Note that this corresponds to a new instance of (1) with data \({\hat{f}}_j := f_j / \Vert f_j\Vert \) and \({\hat{d}}_j := d_j / \sqrt{\Vert f_j\Vert }\) such that each \({\hat{f}}_j\) has norm 1 and the angle between \({\hat{d}}_j\) and \({\hat{f}}_j\) equals the angle between \(d_j\) and \(f_j\). Since the tightness of the Shor SDP relaxation is not affected by simple positive variable scalings, we thus may assume without loss of generality that \(\Vert f_j\Vert = 1\).

Since \(\{ f_j \}\) follows a uniform distribution on the unit sphere, as \(n \rightarrow \infty \), Q approaches the unit ball and the cones \(K_j\) approach the halfspaces \(\{ v{:}\,f_j^T v \le 0 \}\).
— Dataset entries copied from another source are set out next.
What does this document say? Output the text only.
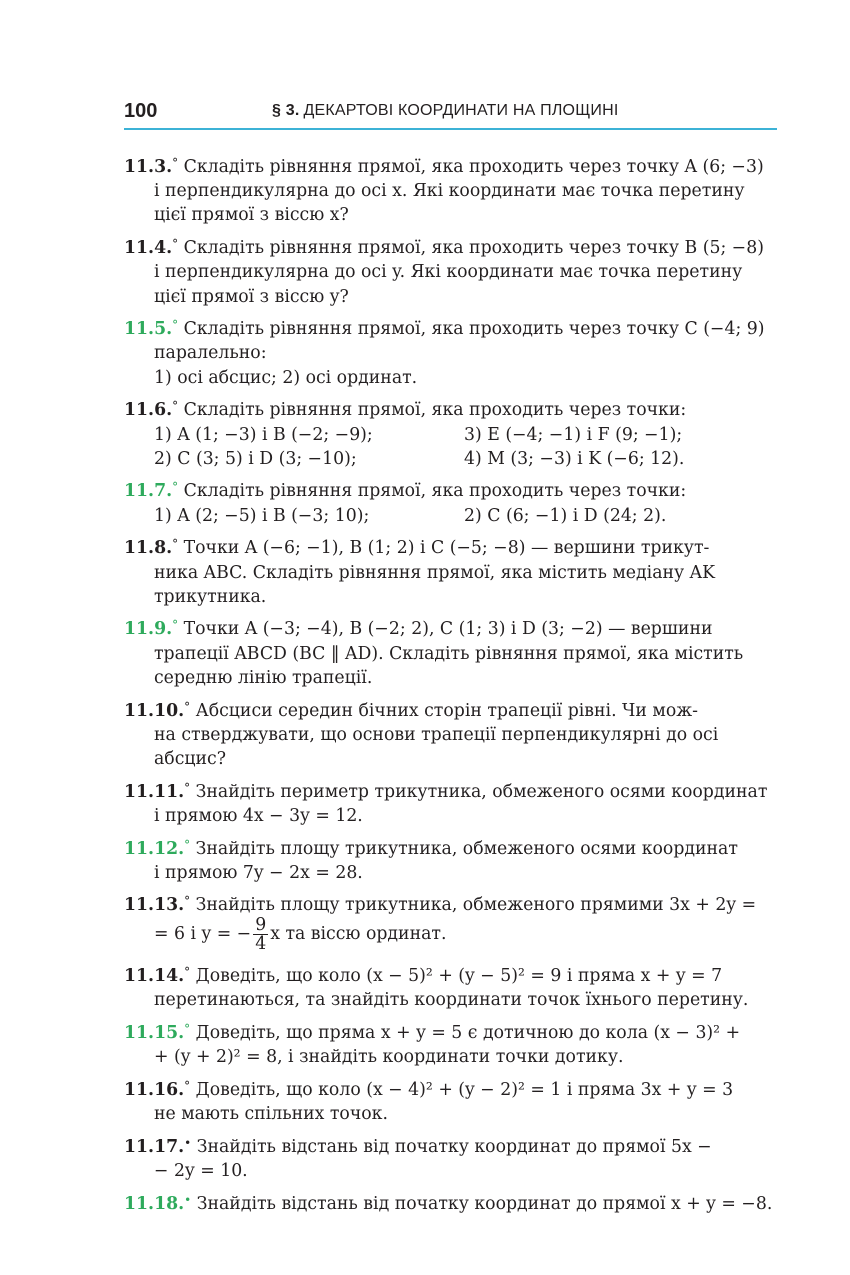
100	§ 3. ДЕКАРТОВІ КООРДИНАТИ НА ПЛОЩИНІ
11.3.° Складіть рівняння прямої, яка проходить через точку A (6; −3)
і перпендикулярна до осі x. Які координати має точка перетину
цієї прямої з віссю x?
11.4.° Складіть рівняння прямої, яка проходить через точку B (5; −8)
і перпендикулярна до осі y. Які координати має точка перетину
цієї прямої з віссю y?
11.5.° Складіть рівняння прямої, яка проходить через точку C (−4; 9)
паралельно:
1) осі абсцис; 2) осі ординат.
11.6.° Складіть рівняння прямої, яка проходить через точки:
1) A (1; −3) і B (−2; −9);	3) E (−4; −1) і F (9; −1);
2) C (3; 5) і D (3; −10);	4) M (3; −3) і K (−6; 12).
11.7.° Складіть рівняння прямої, яка проходить через точки:
1) A (2; −5) і B (−3; 10);	2) C (6; −1) і D (24; 2).
11.8.° Точки A (−6; −1), B (1; 2) і C (−5; −8) — вершини трикут-
ника ABC. Складіть рівняння прямої, яка містить медіану AK
трикутника.
11.9.° Точки A (−3; −4), B (−2; 2), C (1; 3) і D (3; −2) — вершини
трапеції ABCD (BC ‖ AD). Складіть рівняння прямої, яка містить
середню лінію трапеції.
11.10.° Абсциси середин бічних сторін трапеції рівні. Чи мож-
на стверджувати, що основи трапеції перпендикулярні до осі
абсцис?
11.11.° Знайдіть периметр трикутника, обмеженого осями координат
і прямою 4x − 3y = 12.
11.12.° Знайдіть площу трикутника, обмеженого осями координат
і прямою 7y − 2x = 28.
11.13.° Знайдіть площу трикутника, обмеженого прямими 3x + 2y =
= 6 і y = − $\frac{9}{4}$ x та віссю ординат.
11.14.° Доведіть, що коло (x − 5)² + (y − 5)² = 9 і пряма x + y = 7
перетинаються, та знайдіть координати точок їхнього перетину.
11.15.° Доведіть, що пряма x + y = 5 є дотичною до кола (x − 3)² +
+ (y + 2)² = 8, і знайдіть координати точки дотику.
11.16.° Доведіть, що коло (x − 4)² + (y − 2)² = 1 і пряма 3x + y = 3
не мають спільних точок.
11.17.• Знайдіть відстань від початку координат до прямої 5x −
− 2y = 10.
11.18.• Знайдіть відстань від початку координат до прямої x + y = −8.
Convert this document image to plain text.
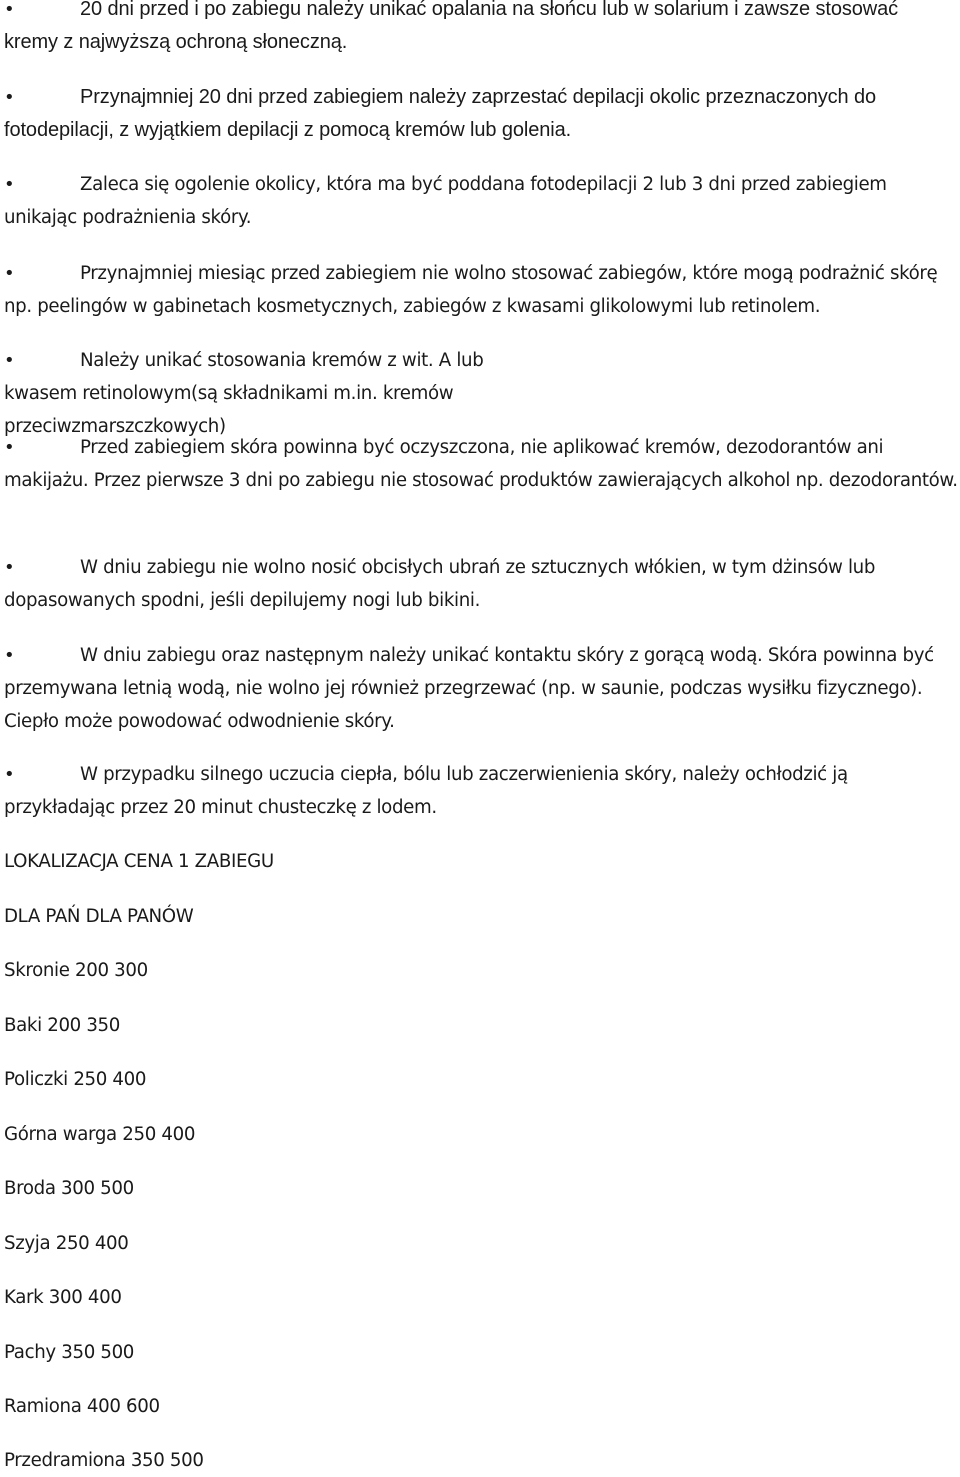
•	20 dni przed i po zabiegu należy unikać opalania na słońcu lub w solarium i zawsze stosować kremy z najwyższą ochroną słoneczną.

•	Przynajmniej 20 dni przed zabiegiem należy zaprzestać depilacji okolic przeznaczonych do fotodepilacji, z wyjątkiem depilacji z pomocą kremów lub golenia.

•	Zaleca się ogolenie okolicy, która ma być poddana fotodepilacji 2 lub 3 dni przed zabiegiem unikając podrażnienia skóry.

•	Przynajmniej miesiąc przed zabiegiem nie wolno stosować zabiegów, które mogą podrażnić skórę np. peelingów w gabinetach kosmetycznych, zabiegów z kwasami glikolowymi lub retinolem.

•	Należy unikać stosowania kremów z wit. A lub kwasem retinolowym(są składnikami m.in. kremów przeciwzmarszczkowych)

•	Przed zabiegiem skóra powinna być oczyszczona, nie aplikować kremów, dezodorantów ani makijażu. Przez pierwsze 3 dni po zabiegu nie stosować produktów zawierających alkohol np. dezodorantów.

•	W dniu zabiegu nie wolno nosić obcisłych ubrań ze sztucznych włókien, w tym dżinsów lub dopasowanych spodni, jeśli depilujemy nogi lub bikini.

•	W dniu zabiegu oraz następnym należy unikać kontaktu skóry z gorącą wodą. Skóra powinna być przemywana letnią wodą, nie wolno jej również przegrzewać (np. w saunie, podczas wysiłku fizycznego). Ciepło może powodować odwodnienie skóry.

•	W przypadku silnego uczucia ciepła, bólu lub zaczerwienienia skóry, należy ochłodzić ją przykładając przez 20 minut chusteczkę z lodem.

LOKALIZACJA CENA 1 ZABIEGU

DLA PAŃ DLA PANÓW

Skronie 200 300

Baki 200 350

Policzki 250 400

Górna warga 250 400

Broda 300 500

Szyja 250 400

Kark 300 400

Pachy 350 500

Ramiona 400 600

Przedramiona 350 500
Since \(L_j\) makes an angle with \(f_j\) outside of \(\pi /2 \pm \theta \), \(L_j\) intersects \(\text {int}(K_j)\) for all j with probability going to 1 as \(n \rightarrow \infty \). \(\square \)

Remark

It is well known that, if all of the diagonal entries of \(\{C, A_i\}\) are generated i.i.d. standard Gaussian, then \(f_j / \Vert f_j\Vert \) is uniform on the unit sphere. In addition, \(d_j\) can be generated with entries i.i.d. standard Gaussian along with a simple accept-reject procedure to satisfy the angle condition of the theorem.